Make no mistake, however... Despite flaws, many of which probably stem from the autobiographical source, Under the Tuscan Sun
is an absolute charmer of a film. Like the Tuscan countryside itself, every last part and player in this film glows warmly. It's no surprise that this is most true for Diane Lane, whose smile alone surely brought in a lot of the film's audience. I can't help but wonder how she has only just recently received recognition as an actress, as she exhibits more grace and natural ease on screen than many of the established red-carpet actresses of the past decade.
To end the praise for the cast at Lane would be a major oversight. Sandra Oh breezes beyond a couple of San Franciscan clichés to steal most of the scenes she's in, even out from under Diane Lane. Lindsay Duncan is similarly more-than-perfect as Katherine, an airheaded English woman and an obvious doppleganger to Frances.

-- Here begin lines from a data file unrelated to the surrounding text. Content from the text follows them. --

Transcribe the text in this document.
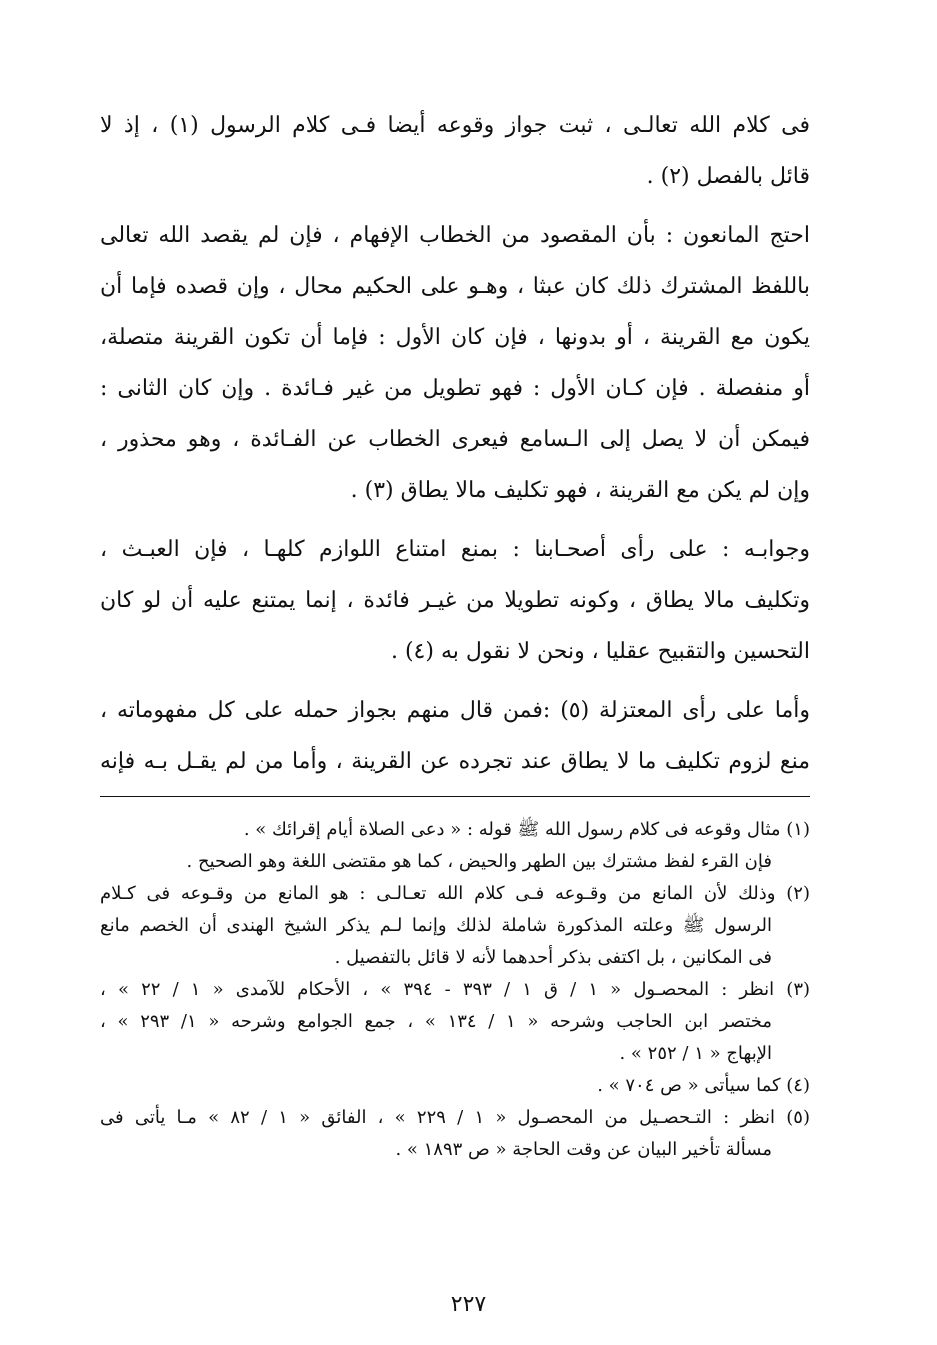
فى كلام الله تعالـى ، ثبت جواز وقوعه أيضا فـى كلام الرسول (١) ، إذ لا
قائل بالفصل (٢) .
احتج المانعون : بأن المقصود من الخطاب الإفهام ، فإن لم يقصد الله تعالى
باللفظ المشترك ذلك كان عبثا ، وهـو على الحكيم محال ، وإن قصده فإما أن
يكون مع القرينة ، أو بدونها ، فإن كان الأول : فإما أن تكون القرينة متصلة،
أو منفصلة . فإن كـان الأول : فهو تطويل من غير فـائدة . وإن كان الثانى :
فيمكن أن لا يصل إلى الـسامع فيعرى الخطاب عن الفـائدة ، وهو محذور ،
وإن لم يكن مع القرينة ، فهو تكليف مالا يطاق (٣) .
وجوابـه : على رأى أصحـابنا : بمنع امتناع اللوازم كلهـا ، فإن العبـث ،
وتكليف مالا يطاق ، وكونه تطويلا من غيـر فائدة ، إنما يمتنع عليه أن لو كان
التحسين والتقبيح عقليا ، ونحن لا نقول به (٤) .
وأما على رأى المعتزلة (٥) :فمن قال منهم بجواز حمله على كل مفهوماته ،
منع لزوم تكليف ما لا يطاق عند تجرده عن القرينة ، وأما من لم يقـل بـه فإنه
(١) مثال وقوعه فى كلام رسول الله ﷺ قوله : « دعى الصلاة أيام إقرائك » .
فإن القرء لفظ مشترك بين الطهر والحيض ، كما هو مقتضى اللغة وهو الصحيح .
(٢) وذلك لأن المانع من وقـوعه فـى كلام الله تعـالـى : هو المانع من وقـوعه فى كـلام
الرسول ﷺ وعلته المذكورة شاملة لذلك وإنما لـم يذكر الشيخ الهندى أن الخصم مانع
فى المكانين ، بل اكتفى بذكر أحدهما لأنه لا قائل بالتفصيل .
(٣) انظر : المحصـول « ١ / ق ١ / ٣٩٣ - ٣٩٤ » ، الأحكام للآمدى « ١ / ٢٢ » ،
مختصر ابن الحاجب وشرحه « ١ / ١٣٤ » ، جمع الجوامع وشرحه « ١/ ٢٩٣ » ،
الإبهاج « ١ / ٢٥٢ » .
(٤) كما سيأتى « ص ٧٠٤ » .
(٥) انظر : التـحصـيل من المحصـول « ١ / ٢٢٩ » ، الفائق « ١ / ٨٢ » مـا يأتى فى
مسألة تأخير البيان عن وقت الحاجة « ص ١٨٩٣ » .
٢٢٧
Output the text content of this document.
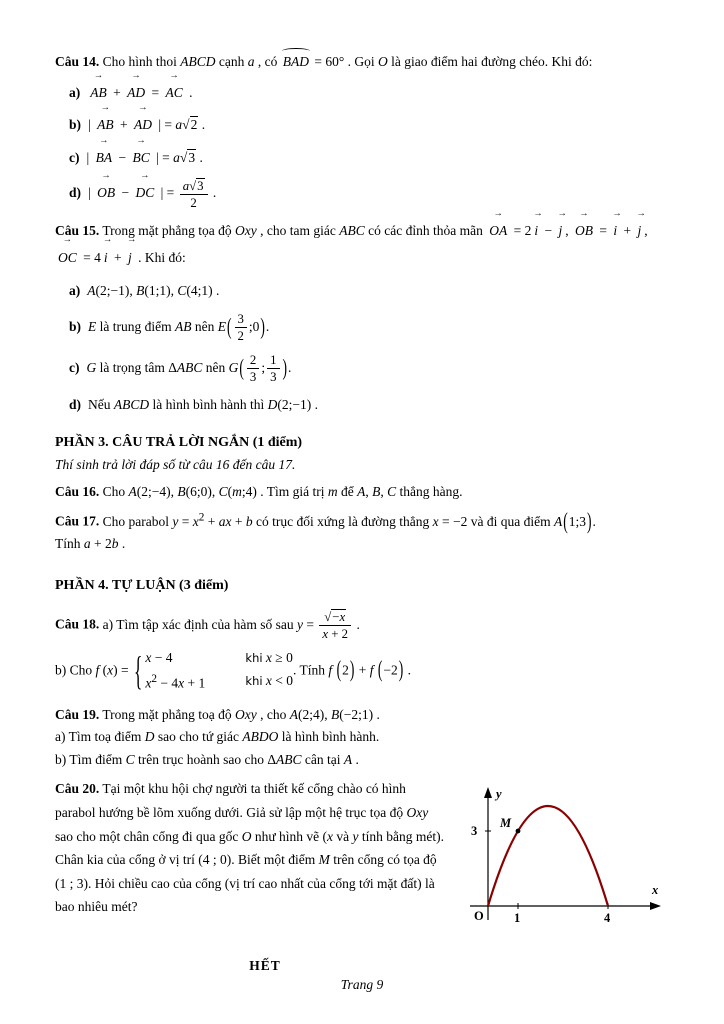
Câu 14. Cho hình thoi ABCD cạnh a , có BAD = 60° . Gọi O là giao điểm hai đường chéo. Khi đó:

a) AB → + AD → = AC → .

b) | AB → + AD → | = a√2 .

c) | BA → − BC → | = a√3 .

d) | OB → − DC → | = $\frac{a√3}{2}$ .

Câu 15. Trong mặt phẳng tọa độ Oxy , cho tam giác ABC có các đỉnh thỏa mãn OA → = 2 i → − j → , OB → = i → + j → ,

OC → = 4 i → + j → . Khi đó:

a) A(2;−1), B(1;1), C(4;1) .

b) E là trung điểm AB nên $E( \frac{3}{2}$ ;0).

c) G là trọng tâm ΔABC nên $G( \frac{2}{3}$ ; $\frac{1}{3}$ ).

d) Nếu ABCD là hình bình hành thì D(2;−1) .

PHẦN 3. CÂU TRẢ LỜI NGẮN (1 điểm)

Thí sinh trả lời đáp số từ câu 16 đến câu 17.

Câu 16. Cho A(2;−4), B(6;0), C(m;4) . Tìm giá trị m để A, B, C thẳng hàng.

Câu 17. Cho parabol $y = x^2$ + ax + b có trục đối xứng là đường thẳng x = −2 và đi qua điểm A(1;3).

Tính a + 2b .

PHẦN 4. TỰ LUẬN (3 điểm)

Câu 18. a) Tìm tập xác định của hàm số sau $y = \frac{√-x}{x + 2}$ .

b) Cho f (x) = { x − 4	khi x ≥ 0
$x^2 - 4x + 1$	khi x < 0
. Tính f (2) + f (−2) .

Câu 19. Trong mặt phẳng toạ độ Oxy , cho A(2;4), B(−2;1) .

a) Tìm toạ điểm D sao cho tứ giác ABDO là hình bình hành.

b) Tìm điểm C trên trục hoành sao cho ΔABC cân tại A .

Câu 20. Tại một khu hội chợ người ta thiết kế cổng chào có hình parabol hướng bề lõm xuống dưới. Giả sử lập một hệ trục tọa độ Oxy sao cho một chân cổng đi qua gốc O như hình vẽ (x và y tính bằng mét). Chân kia của cổng ở vị trí (4 ; 0). Biết một điểm M trên cổng có tọa độ (1 ; 3). Hỏi chiều cao của cổng (vị trí cao nhất của cổng tới mặt đất) là bao nhiêu mét?
y
x
O 1	4
3
M

HẾT

Trang 9
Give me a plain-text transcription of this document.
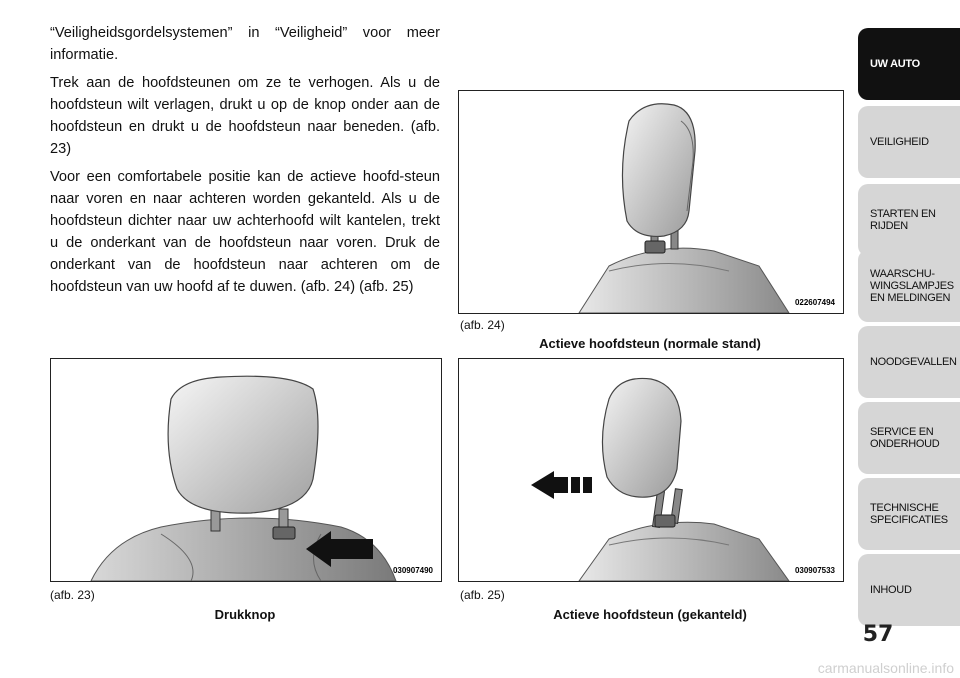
“Veiligheidsgordelsystemen” in “Veiligheid” voor meer informatie.

Trek aan de hoofdsteunen om ze te verhogen. Als u de hoofdsteun wilt verlagen, drukt u op de knop onder aan de hoofdsteun en drukt u de hoofdsteun naar beneden. (afb. 23)

Voor een comfortabele positie kan de actieve hoofd-steun naar voren en naar achteren worden gekanteld. Als u de hoofdsteun dichter naar uw achterhoofd wilt kantelen, trekt u de onderkant van de hoofdsteun naar voren. Druk de onderkant van de hoofdsteun naar achteren om de hoofdsteun van uw hoofd af te duwen. (afb. 24) (afb. 25)

022607494
(afb. 24)
Actieve hoofdsteun (normale stand)
030907490
(afb. 23)
Drukknop
030907533
(afb. 25)
Actieve hoofdsteun (gekanteld)
UW AUTO
VEILIGHEID
STARTEN EN
RIJDEN
WAARSCHU-
WINGSLAMPJES
EN MELDINGEN
NOODGEVALLEN
SERVICE EN
ONDERHOUD
TECHNISCHE
SPECIFICATIES
INHOUD
57
carmanualsonline.info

The real highlight among the supporting characters, however, is Martini, played by Vincent Riotta. Despite an unfortunate name, Martini is a gallant, soft-spoken Italian who is faithfully married but sincerely cares for Frances. He's the antithesis of the Italian male sterotype, one that all too many Italian males live up to. Much moreso than well-to-do and carefree Katherine, Martini instills the audience with the most faith in Frances, as he proves the right sort of man does, at least, exist, even if he may be unavailable.
Under the Tuscan Sun
is successful as a feel-good movie, and Frances' immaturity might just be natural enough to make her relatable to those in the same life situation. This is a charmer and eye-pleaser for more than just divorcées, however... Most women and some men should find something to enjoy in it. And don't be surprised if you find yourself contemplating a vacation to Tuscany yourself.
All in all, Under the Tuscan Sun
didn't reach its full potential--thinking wishfully, maybe that can be left up to my project--but it should live up to most expectations. A good film for a girls' night out if you can still catch it in theatres; otherwise, a safe choice and worthy rental when it comes to DVD.